Anke soltó al rehén y echó a correr hacia el coche. En plena carrera, se volvió y le disparó una sola vez en el estómago. El hombre se desmoronó, vomitando sangre sobre la calzada mojada. Luego empezó a dar gritos; tendrían que ocuparse de él. Mientras continuaba corriendo hacia el coche, Anke oyó fuego de automáticas. Notó un impacto en la pantorrilla y las balas no dejaban de revolotear furiosas zumbando a su alrededor, pero no se detuvo. Ellos tenían que controlar sus disparos. Había casas a la izquierda y una bala perdida podía acabar con un peatón. Esa era su desventaja número uno. A ella no le preocupaba quién resultara muerto o herido. A ellos, sí.

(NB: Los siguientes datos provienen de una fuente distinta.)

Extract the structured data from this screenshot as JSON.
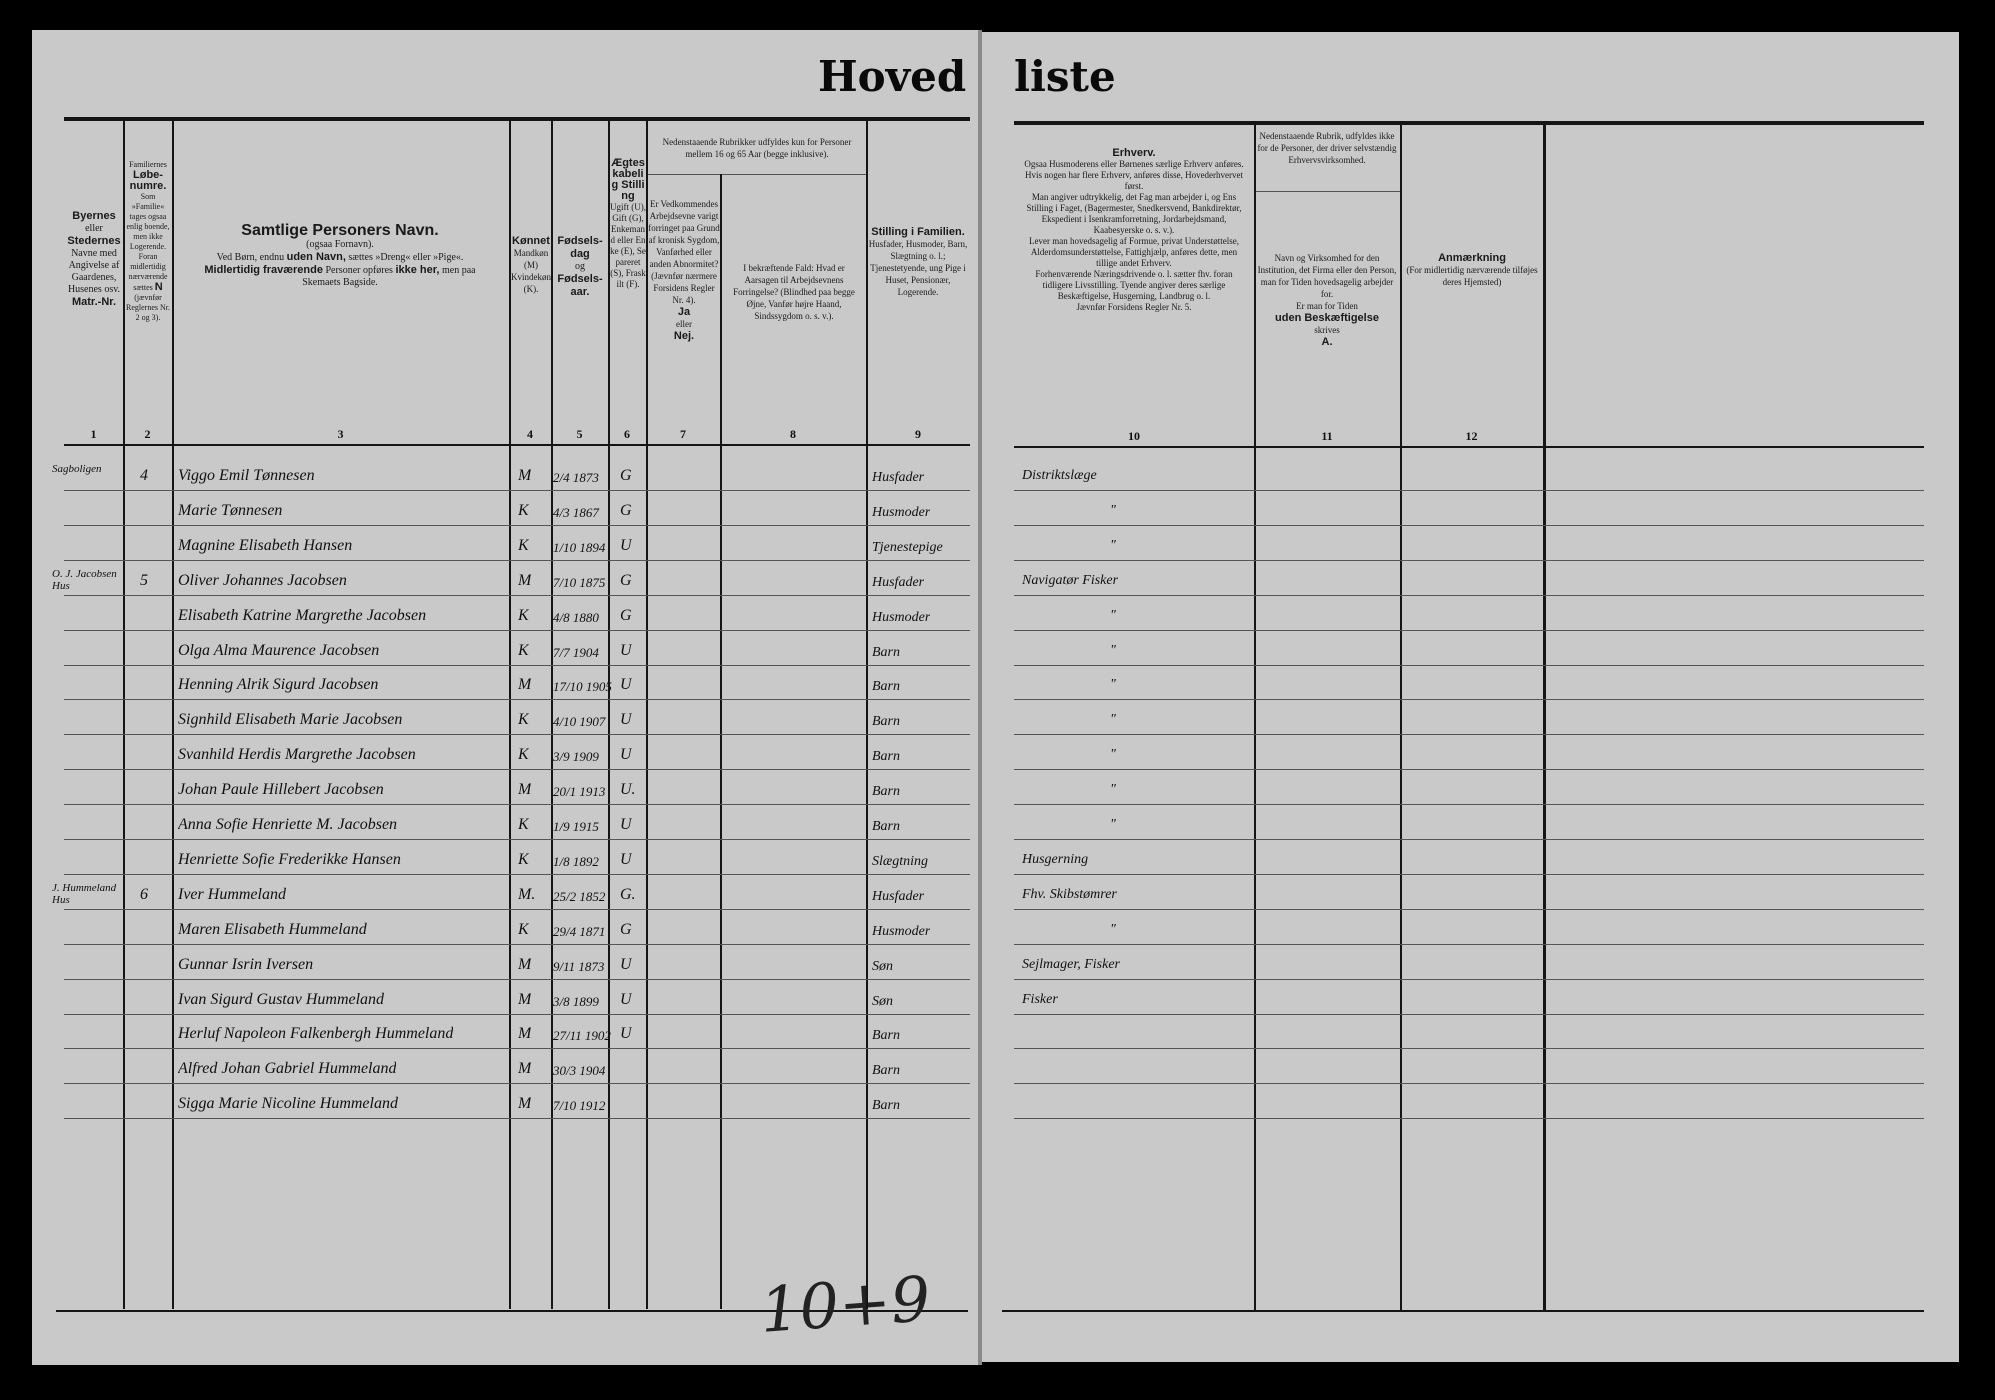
{
  "title": {
    "part1": "Hoved",
    "part2": "liste"
  },
  "columns_left": [
    {
      "number": "1",
      "header": [
        "Byernes",
        "eller",
        "Stedernes",
        "Navne med Angivelse af Gaardenes, Husenes osv.",
        "Matr.-Nr."
      ]
    },
    {
      "number": "2",
      "header": [
        "Familiernes",
        "Løbe-numre.",
        "Som »Familie« tages ogsaa enlig boende, men ikke Logerende. Foran midlertidig nærværende sættes",
        "N",
        "(jævnfør Reglernes Nr. 2 og 3)."
      ]
    },
    {
      "number": "3",
      "header": [
        "Samtlige Personers Navn.",
        "(ogsaa Fornavn).",
        "Ved Børn, endnu",
        "uden Navn,",
        "sættes »Dreng« eller »Pige«.",
        "Midlertidig fraværende",
        "Personer opføres",
        "ikke her,",
        "men paa Skemaets Bagside."
      ]
    },
    {
      "number": "4",
      "header": [
        "Kønnet",
        "Mandkøn (M) Kvindekøn (K)."
      ]
    },
    {
      "number": "5",
      "header": [
        "Fødsels-dag",
        "og",
        "Fødsels-aar."
      ]
    },
    {
      "number": "6",
      "header": [
        "Ægteskabelig Stilling",
        "Ugift (U), Gift (G), Enkemand eller Enke (E), Separeret (S), Fraskilt (F)."
      ]
    },
    {
      "number": "7",
      "header": [
        "Er Vedkommendes Arbejdsevne varigt forringet paa Grund af kronisk Sygdom, Vanførhed eller anden Abnormitet? (Jævnfør nærmere Forsidens Regler Nr. 4).",
        "Ja",
        "eller",
        "Nej."
      ]
    },
    {
      "number": "8",
      "header": [
        "I bekræftende Fald: Hvad er Aarsagen til Arbejdsevnens Forringelse? (Blindhed paa begge Øjne, Vanfør højre Haand, Sindssygdom o. s. v.)."
      ]
    },
    {
      "number": "9",
      "header": [
        "Stilling i Familien.",
        "Husfader, Husmoder, Barn, Slægtning o. l.; Tjenestetyende, ung Pige i Huset, Pensionær, Logerende."
      ]
    }
  ],
  "group_header_7_8": "Nedenstaaende Rubrikker udfyldes kun for Personer mellem 16 og 65 Aar (begge inklusive).",
  "columns_right": [
    {
      "number": "10",
      "header": [
        "Erhverv.",
        "Ogsaa Husmoderens eller Børnenes særlige Erhverv anføres. Hvis nogen har flere Erhverv, anføres disse, Hovederhvervet først.",
        "Man angiver udtrykkelig, det Fag man arbejder i, og Ens Stilling i Faget, (Bagermester, Snedkersvend, Bankdirektør, Ekspedient i Isenkramforretning, Jordarbejdsmand, Kaabesyerske o. s. v.).",
        "Lever man hovedsagelig af Formue, privat Understøttelse, Alderdomsunderstøttelse, Fattighjælp, anføres dette, men tillige andet Erhverv.",
        "Forhenværende Næringsdrivende o. l. sætter fhv. foran tidligere Livsstilling. Tyende angiver deres særlige Beskæftigelse, Husgerning, Landbrug o. l.",
        "Jævnfør Forsidens Regler Nr. 5."
      ]
    },
    {
      "number": "11",
      "top_note": "Nedenstaaende Rubrik, udfyldes ikke for de Personer, der driver selvstændig Erhvervsvirksomhed.",
      "header": [
        "Navn og Virksomhed for den Institution, det Firma eller den Person, man for Tiden hovedsagelig arbejder for.",
        "Er man for Tiden",
        "uden Beskæftigelse",
        "skrives",
        "A."
      ]
    },
    {
      "number": "12",
      "header": [
        "Anmærkning",
        "(For midlertidig nærværende tilføjes deres Hjemsted)"
      ]
    }
  ],
  "rows": [
    {
      "place": "Sagboligen",
      "family_no": "4",
      "name": "Viggo Emil Tønnesen",
      "sex": "M",
      "birth": "2/4 1873",
      "marital": "G",
      "family_position": "Husfader",
      "occupation": "Distriktslæge"
    },
    {
      "place": "",
      "family_no": "",
      "name": "Marie Tønnesen",
      "sex": "K",
      "birth": "4/3 1867",
      "marital": "G",
      "family_position": "Husmoder",
      "occupation": "\""
    },
    {
      "place": "",
      "family_no": "",
      "name": "Magnine Elisabeth Hansen",
      "sex": "K",
      "birth": "1/10 1894",
      "marital": "U",
      "family_position": "Tjenestepige",
      "occupation": "\""
    },
    {
      "place": "O. J. Jacobsen Hus",
      "family_no": "5",
      "name": "Oliver Johannes Jacobsen",
      "sex": "M",
      "birth": "7/10 1875",
      "marital": "G",
      "family_position": "Husfader",
      "occupation": "Navigatør Fisker"
    },
    {
      "place": "",
      "family_no": "",
      "name": "Elisabeth Katrine Margrethe Jacobsen",
      "sex": "K",
      "birth": "4/8 1880",
      "marital": "G",
      "family_position": "Husmoder",
      "occupation": "\""
    },
    {
      "place": "",
      "family_no": "",
      "name": "Olga Alma Maurence Jacobsen",
      "sex": "K",
      "birth": "7/7 1904",
      "marital": "U",
      "family_position": "Barn",
      "occupation": "\""
    },
    {
      "place": "",
      "family_no": "",
      "name": "Henning Alrik Sigurd Jacobsen",
      "sex": "M",
      "birth": "17/10 1905",
      "marital": "U",
      "family_position": "Barn",
      "occupation": "\""
    },
    {
      "place": "",
      "family_no": "",
      "name": "Signhild Elisabeth Marie Jacobsen",
      "sex": "K",
      "birth": "4/10 1907",
      "marital": "U",
      "family_position": "Barn",
      "occupation": "\""
    },
    {
      "place": "",
      "family_no": "",
      "name": "Svanhild Herdis Margrethe Jacobsen",
      "sex": "K",
      "birth": "3/9 1909",
      "marital": "U",
      "family_position": "Barn",
      "occupation": "\""
    },
    {
      "place": "",
      "family_no": "",
      "name": "Johan Paule Hillebert Jacobsen",
      "sex": "M",
      "birth": "20/1 1913",
      "marital": "U.",
      "family_position": "Barn",
      "occupation": "\""
    },
    {
      "place": "",
      "family_no": "",
      "name": "Anna Sofie Henriette M. Jacobsen",
      "sex": "K",
      "birth": "1/9 1915",
      "marital": "U",
      "family_position": "Barn",
      "occupation": "\""
    },
    {
      "place": "",
      "family_no": "",
      "name": "Henriette Sofie Frederikke Hansen",
      "sex": "K",
      "birth": "1/8 1892",
      "marital": "U",
      "family_position": "Slægtning",
      "occupation": "Husgerning"
    },
    {
      "place": "J. Hummeland Hus",
      "family_no": "6",
      "name": "Iver Hummeland",
      "sex": "M.",
      "birth": "25/2 1852",
      "marital": "G.",
      "family_position": "Husfader",
      "occupation": "Fhv. Skibstømrer"
    },
    {
      "place": "",
      "family_no": "",
      "name": "Maren Elisabeth Hummeland",
      "sex": "K",
      "birth": "29/4 1871",
      "marital": "G",
      "family_position": "Husmoder",
      "occupation": "\""
    },
    {
      "place": "",
      "family_no": "",
      "name": "Gunnar Isrin Iversen",
      "sex": "M",
      "birth": "9/11 1873",
      "marital": "U",
      "family_position": "Søn",
      "occupation": "Sejlmager, Fisker"
    },
    {
      "place": "",
      "family_no": "",
      "name": "Ivan Sigurd Gustav Hummeland",
      "sex": "M",
      "birth": "3/8 1899",
      "marital": "U",
      "family_position": "Søn",
      "occupation": "Fisker"
    },
    {
      "place": "",
      "family_no": "",
      "name": "Herluf Napoleon Falkenbergh Hummeland",
      "sex": "M",
      "birth": "27/11 1902",
      "marital": "U",
      "family_position": "Barn",
      "occupation": ""
    },
    {
      "place": "",
      "family_no": "",
      "name": "Alfred Johan Gabriel Hummeland",
      "sex": "M",
      "birth": "30/3 1904",
      "marital": "",
      "family_position": "Barn",
      "occupation": ""
    },
    {
      "place": "",
      "family_no": "",
      "name": "Sigga Marie Nicoline Hummeland",
      "sex": "M",
      "birth": "7/10 1912",
      "marital": "",
      "family_position": "Barn",
      "occupation": ""
    }
  ],
  "bottom_annotation": "10+9"
}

El agente uniformado situado a su izquierda se giró y se llevó la mano a la pistola. Anke continuó su carrera, sujetando la Beretta con el brazo extendido, y le pegó dos tiros en el pecho. Sabía que él no llevaría chaleco antibalas. La conductora del coche, una chica joven, permanecía boquiabierta ante el volante. Anke le abrió la puerta y la sacó de un tirón del vehículo, un Volkswagen Polo. Luego le disparó en las piernas: otra baja para entretener a sus perseguidores. Arrancó y salió disparada marcha atrás por Harvestehuder Weg. Sonaron más disparos y el parabrisas se hizo añicos, pero Anke no se volvió siquiera. Si habían de darle, le darían. Su única posibilidad era salir de allí lo más aprisa posible. Hizo un giro de ciento ochenta grados, derrapando en la calle mojada, y volvió a pisar a fondo el acelerador. Vio luces azules en el retrovisor.
Iban tras ella.
«Lo que sucede en una persecución en coche —le había dicho tío Georg— es que la policía casi siempre gana. Hazles creer que se han metido en una persecución y abandona el vehículo tan pronto como puedas».

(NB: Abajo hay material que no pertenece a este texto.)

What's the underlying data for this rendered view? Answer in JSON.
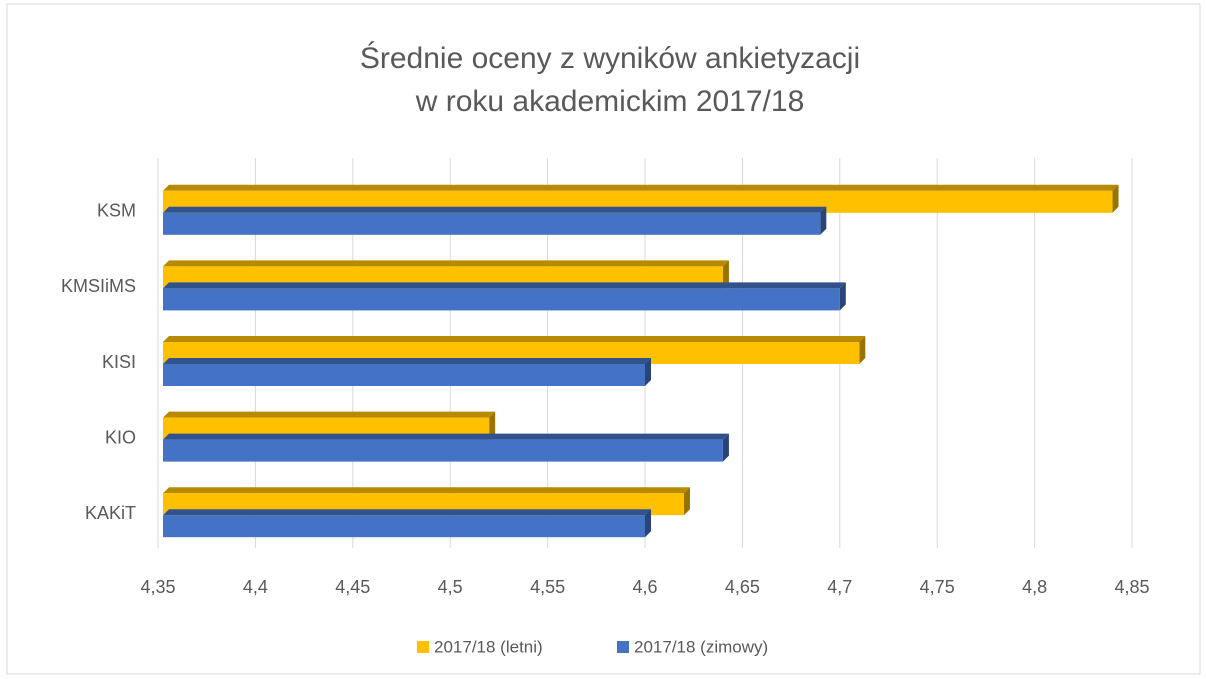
{
  "chart_data": {
    "type": "bar",
    "orientation": "horizontal",
    "title": [
      "Średnie oceny z wyników ankietyzacji",
      "w roku akademickim 2017/18"
    ],
    "categories": [
      "KSM",
      "KMSIiMS",
      "KISI",
      "KIO",
      "KAKiT"
    ],
    "series": [
      {
        "name": "2017/18 (letni)",
        "color": "#ffc000",
        "values": [
          4.84,
          4.64,
          4.71,
          4.52,
          4.62
        ]
      },
      {
        "name": "2017/18 (zimowy)",
        "color": "#4472c4",
        "values": [
          4.69,
          4.7,
          4.6,
          4.64,
          4.6
        ]
      }
    ],
    "xlim": [
      4.35,
      4.85
    ],
    "xticks": [
      {
        "value": 4.35,
        "label": "4,35"
      },
      {
        "value": 4.4,
        "label": "4,4"
      },
      {
        "value": 4.45,
        "label": "4,45"
      },
      {
        "value": 4.5,
        "label": "4,5"
      },
      {
        "value": 4.55,
        "label": "4,55"
      },
      {
        "value": 4.6,
        "label": "4,6"
      },
      {
        "value": 4.65,
        "label": "4,65"
      },
      {
        "value": 4.7,
        "label": "4,7"
      },
      {
        "value": 4.75,
        "label": "4,75"
      },
      {
        "value": 4.8,
        "label": "4,8"
      },
      {
        "value": 4.85,
        "label": "4,85"
      }
    ],
    "grid": true,
    "legend": "bottom"
  }
}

Giró por Pöseldorfer Weg a toda velocidad con neumáticos chirriantes. Volviendo a doblar bruscamente a la derecha, se metió en un callejón sin salida. Frenó junto a la acera y dio marcha atrás para situarse detrás de otro coche. Vio que las luces azules pasaban parpadeando a su espalda. Un segundo patrullero redujo la marcha, casi se detuvo a la entrada del callejón para echar un vistazo; luego aceleró y siguió al primero.
Anke se bajó lo más aprisa que pudo, pero la pierna se le estaba poniendo rígida. Notaba la humedad en el zapato y en la pernera del pantalón. No podía mirar ahora. Tenía que huir; poner tierra de por medio y alejarse cuando antes del coche.

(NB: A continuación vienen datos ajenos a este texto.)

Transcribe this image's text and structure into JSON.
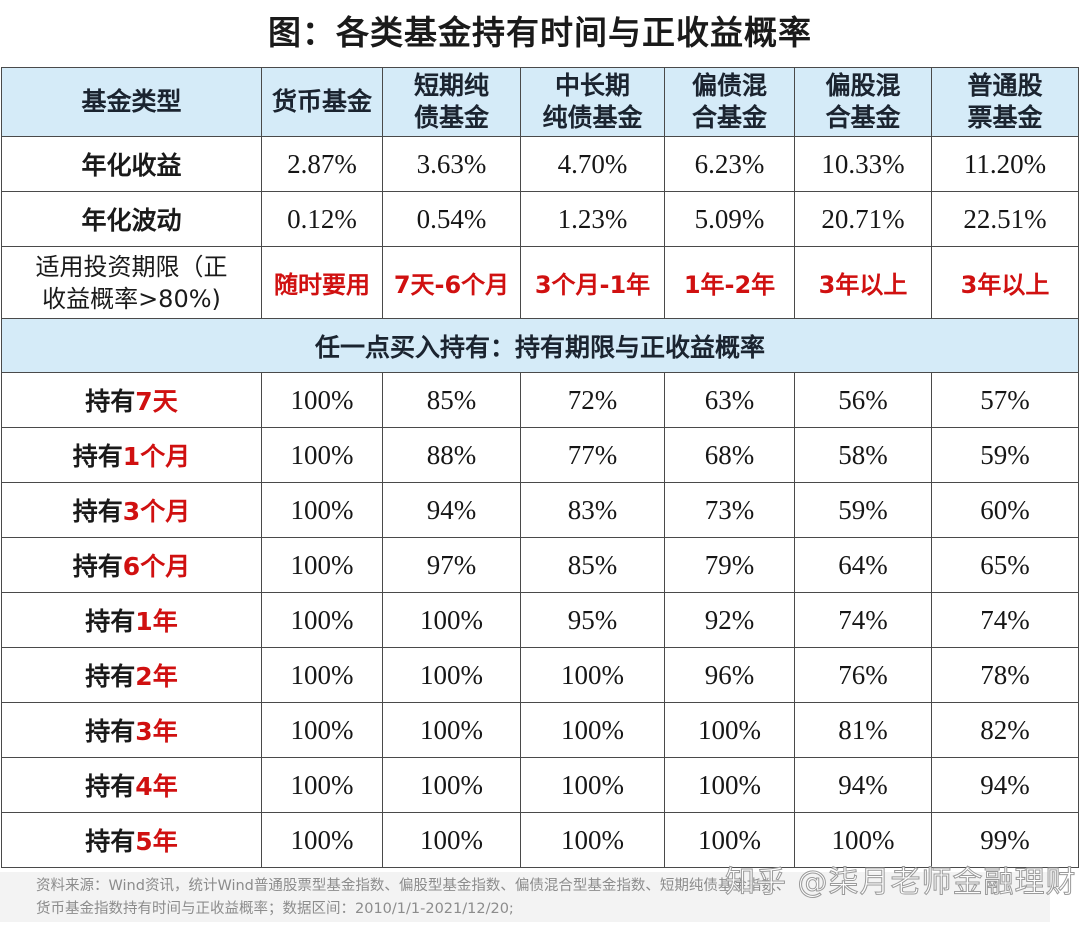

Aún llevaba el bolso colgado en bandolera. Quitó el cargador vacío de la recámara y metió otro nuevo. Recorrió sin cojear la calleja y se coló bruscamente a la izquierda por la verja de una casa. Vio que era una mansión imponente dividida en apartamentos. Caminó hasta la puerta principal como si lo hubiera hecho toda su vida y examinó los nombres del interfono. Había un apartamento con dos apellidos distintos; no era seguro ni mucho menos, pero supuso que estaría ocupado por una pareja joven sin hijos. Probablemente estarían en el trabajo. Pulsó el botón. No hubo respuesta, que era lo que quería. Entonces empezó a pulsar todos los demás botones hasta que alguien respondió. Una voz de anciana.
—Traigo una entrega —dijo Anke.
El cerrojo zumbó. Anke abrió de un empujón, metió la punta del zapato para que no se cerrase del todo y volvió a llamar al piso de la anciana.
—Perdone —dijo—. Me he confundido de dirección. Creía que esto era Pöseldorfer Weg.
Tras escuchar las quejas de la mujer, Anke se deslizó dentro y cerró la puerta con sigilo. Permaneció inmóvil un momento, recobrando el aliento y aguzando el oído, por si había levantado las sospechas de la vieja y se oía algún ruido en la escalera. Cuando se convenció de que estaba sola subió al primer piso. Encontró el apartamento que buscaba y abrió la cerradura con una ganzúa.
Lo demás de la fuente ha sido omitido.